Hayaller içinde geçirilen gecelerden sonra
ayılmanın, gerçek dünyaya dönmenin ne kadar korkunç olduğunu bilemezsiniz. Evet, bir de çevrenize bakarsınız ki, insanlar
delicesine akan hayat seli içerisinde yaşayıp gidiyorlar. Ismarlama olmayan; hayal gibi, düş gibi uçup gitmeyen, durmadan yenilenen, her an genç kalan, bir saati bir saatine uymayan gerçek bir yaşam onlarınki. Oysa karanlığın, düşüncenin tutsağı olan hayal bıktırıcıdır, uçup gitmeye hazır oluşu yanında, aşağılık bir tekdüzeliği vardır.

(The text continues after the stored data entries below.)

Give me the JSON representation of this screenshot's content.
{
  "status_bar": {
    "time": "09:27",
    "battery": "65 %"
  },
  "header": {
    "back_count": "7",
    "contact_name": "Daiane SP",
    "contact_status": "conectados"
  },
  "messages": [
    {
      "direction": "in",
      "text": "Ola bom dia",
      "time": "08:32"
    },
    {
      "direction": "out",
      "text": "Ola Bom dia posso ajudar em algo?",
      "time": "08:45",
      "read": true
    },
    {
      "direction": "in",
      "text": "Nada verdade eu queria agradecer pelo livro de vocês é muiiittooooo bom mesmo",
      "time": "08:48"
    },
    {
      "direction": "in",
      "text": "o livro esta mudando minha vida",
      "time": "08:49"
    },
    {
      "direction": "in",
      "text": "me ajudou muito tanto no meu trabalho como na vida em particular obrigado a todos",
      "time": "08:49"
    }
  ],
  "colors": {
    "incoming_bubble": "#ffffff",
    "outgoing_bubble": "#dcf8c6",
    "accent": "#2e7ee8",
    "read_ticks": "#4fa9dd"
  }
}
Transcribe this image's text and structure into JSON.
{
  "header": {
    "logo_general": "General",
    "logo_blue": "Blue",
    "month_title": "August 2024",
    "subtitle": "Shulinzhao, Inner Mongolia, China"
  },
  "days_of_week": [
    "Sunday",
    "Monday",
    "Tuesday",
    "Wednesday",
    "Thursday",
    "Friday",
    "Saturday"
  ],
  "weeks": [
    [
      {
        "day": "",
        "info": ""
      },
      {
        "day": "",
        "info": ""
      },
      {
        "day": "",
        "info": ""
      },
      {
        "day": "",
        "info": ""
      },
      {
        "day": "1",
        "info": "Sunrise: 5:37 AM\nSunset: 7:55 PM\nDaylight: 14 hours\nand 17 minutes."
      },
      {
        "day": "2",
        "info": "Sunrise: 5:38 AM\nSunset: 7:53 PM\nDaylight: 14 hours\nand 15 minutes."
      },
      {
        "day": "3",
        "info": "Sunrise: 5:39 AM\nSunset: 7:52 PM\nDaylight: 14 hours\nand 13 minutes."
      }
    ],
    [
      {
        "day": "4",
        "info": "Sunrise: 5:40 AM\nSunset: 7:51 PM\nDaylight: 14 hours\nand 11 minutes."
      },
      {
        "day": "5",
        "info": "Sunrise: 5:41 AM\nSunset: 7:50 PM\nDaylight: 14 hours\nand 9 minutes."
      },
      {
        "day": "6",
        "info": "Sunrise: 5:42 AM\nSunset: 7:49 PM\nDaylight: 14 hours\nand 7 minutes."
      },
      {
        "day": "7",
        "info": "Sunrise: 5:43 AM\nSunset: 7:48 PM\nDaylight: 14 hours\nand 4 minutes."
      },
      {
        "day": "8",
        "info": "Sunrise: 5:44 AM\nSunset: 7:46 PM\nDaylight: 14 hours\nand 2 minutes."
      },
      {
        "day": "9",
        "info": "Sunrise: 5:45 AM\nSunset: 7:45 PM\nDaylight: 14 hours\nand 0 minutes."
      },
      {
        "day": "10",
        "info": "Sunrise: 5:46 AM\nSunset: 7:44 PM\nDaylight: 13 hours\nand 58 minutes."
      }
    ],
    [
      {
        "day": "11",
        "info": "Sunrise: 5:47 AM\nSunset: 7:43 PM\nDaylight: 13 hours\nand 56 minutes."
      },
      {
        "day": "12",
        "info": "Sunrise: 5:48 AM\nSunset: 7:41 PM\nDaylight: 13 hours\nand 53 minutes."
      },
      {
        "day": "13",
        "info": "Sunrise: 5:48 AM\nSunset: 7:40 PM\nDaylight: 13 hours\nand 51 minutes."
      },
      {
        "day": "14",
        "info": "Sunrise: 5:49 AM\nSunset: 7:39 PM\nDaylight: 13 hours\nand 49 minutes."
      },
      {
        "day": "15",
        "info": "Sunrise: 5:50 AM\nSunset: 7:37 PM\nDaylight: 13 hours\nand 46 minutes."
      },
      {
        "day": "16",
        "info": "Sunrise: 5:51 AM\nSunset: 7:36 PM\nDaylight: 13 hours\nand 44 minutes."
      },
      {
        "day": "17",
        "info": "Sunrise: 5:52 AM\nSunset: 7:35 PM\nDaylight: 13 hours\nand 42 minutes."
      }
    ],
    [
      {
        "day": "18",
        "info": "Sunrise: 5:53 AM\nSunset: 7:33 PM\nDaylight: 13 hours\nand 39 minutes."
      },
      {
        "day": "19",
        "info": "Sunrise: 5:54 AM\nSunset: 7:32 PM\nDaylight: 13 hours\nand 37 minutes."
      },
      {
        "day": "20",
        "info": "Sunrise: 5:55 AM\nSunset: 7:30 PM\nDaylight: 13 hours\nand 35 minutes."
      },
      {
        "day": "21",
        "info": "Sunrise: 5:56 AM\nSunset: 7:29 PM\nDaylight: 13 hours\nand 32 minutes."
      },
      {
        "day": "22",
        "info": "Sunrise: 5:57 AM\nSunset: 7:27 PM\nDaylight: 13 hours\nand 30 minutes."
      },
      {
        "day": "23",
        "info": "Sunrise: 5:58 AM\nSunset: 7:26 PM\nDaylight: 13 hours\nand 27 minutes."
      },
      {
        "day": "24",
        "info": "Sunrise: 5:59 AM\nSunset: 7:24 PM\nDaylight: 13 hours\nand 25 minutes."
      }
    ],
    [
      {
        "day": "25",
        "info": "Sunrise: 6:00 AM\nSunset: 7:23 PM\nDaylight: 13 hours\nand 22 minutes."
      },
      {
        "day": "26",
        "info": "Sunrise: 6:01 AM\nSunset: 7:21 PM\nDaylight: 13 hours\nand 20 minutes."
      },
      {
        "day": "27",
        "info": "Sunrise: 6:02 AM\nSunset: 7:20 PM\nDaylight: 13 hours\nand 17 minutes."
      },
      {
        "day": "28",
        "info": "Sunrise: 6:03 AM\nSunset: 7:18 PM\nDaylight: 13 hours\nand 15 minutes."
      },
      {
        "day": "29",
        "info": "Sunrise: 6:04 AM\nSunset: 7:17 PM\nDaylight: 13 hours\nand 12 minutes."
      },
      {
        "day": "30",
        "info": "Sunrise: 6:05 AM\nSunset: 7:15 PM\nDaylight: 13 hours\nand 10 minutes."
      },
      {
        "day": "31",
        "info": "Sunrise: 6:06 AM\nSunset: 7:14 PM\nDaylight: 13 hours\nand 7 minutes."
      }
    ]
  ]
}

Petersburgluların üzerine titredikleri güneşi bir anda örtüveren, güneşle birlikte insanların gönlünü de karartan bulut hayal dünyasının efendisidir; böyle sıkıntılı bir anda kurulan hayallerin neler olduğunu varın siz düşünün! Bitmez tükenmez sandığınız hayaller sinirlerin sürekli
gerginliği sonucu yavaş yavaş ölgünleşmeye, tükenmeye yüz tutar. Çünkü başka bir yaşantınız olmadığı için, eski ülkülerinizden, eski hayal kırıntılarınızdan büyük bir çaba
sonunda yapıp çattığınız hayal dünyanız kırılıp dökülmeye hazırdır. Oysa canımız bambaşka şeyler çeker. Hayalci, boşu
boşuna külleri karıştırarak köz arar gibi, soğuyan yüreğini ısıtacak ateşi yakmak için eski hayalleri arasında bir
kıvılcım arar. Yakacağı ateş kanını tutuşturacak; kurduğu
aldatıcı renkli evrende yeniden kendini bularak, gözlerinden yaş getiren zevki tadacaktır.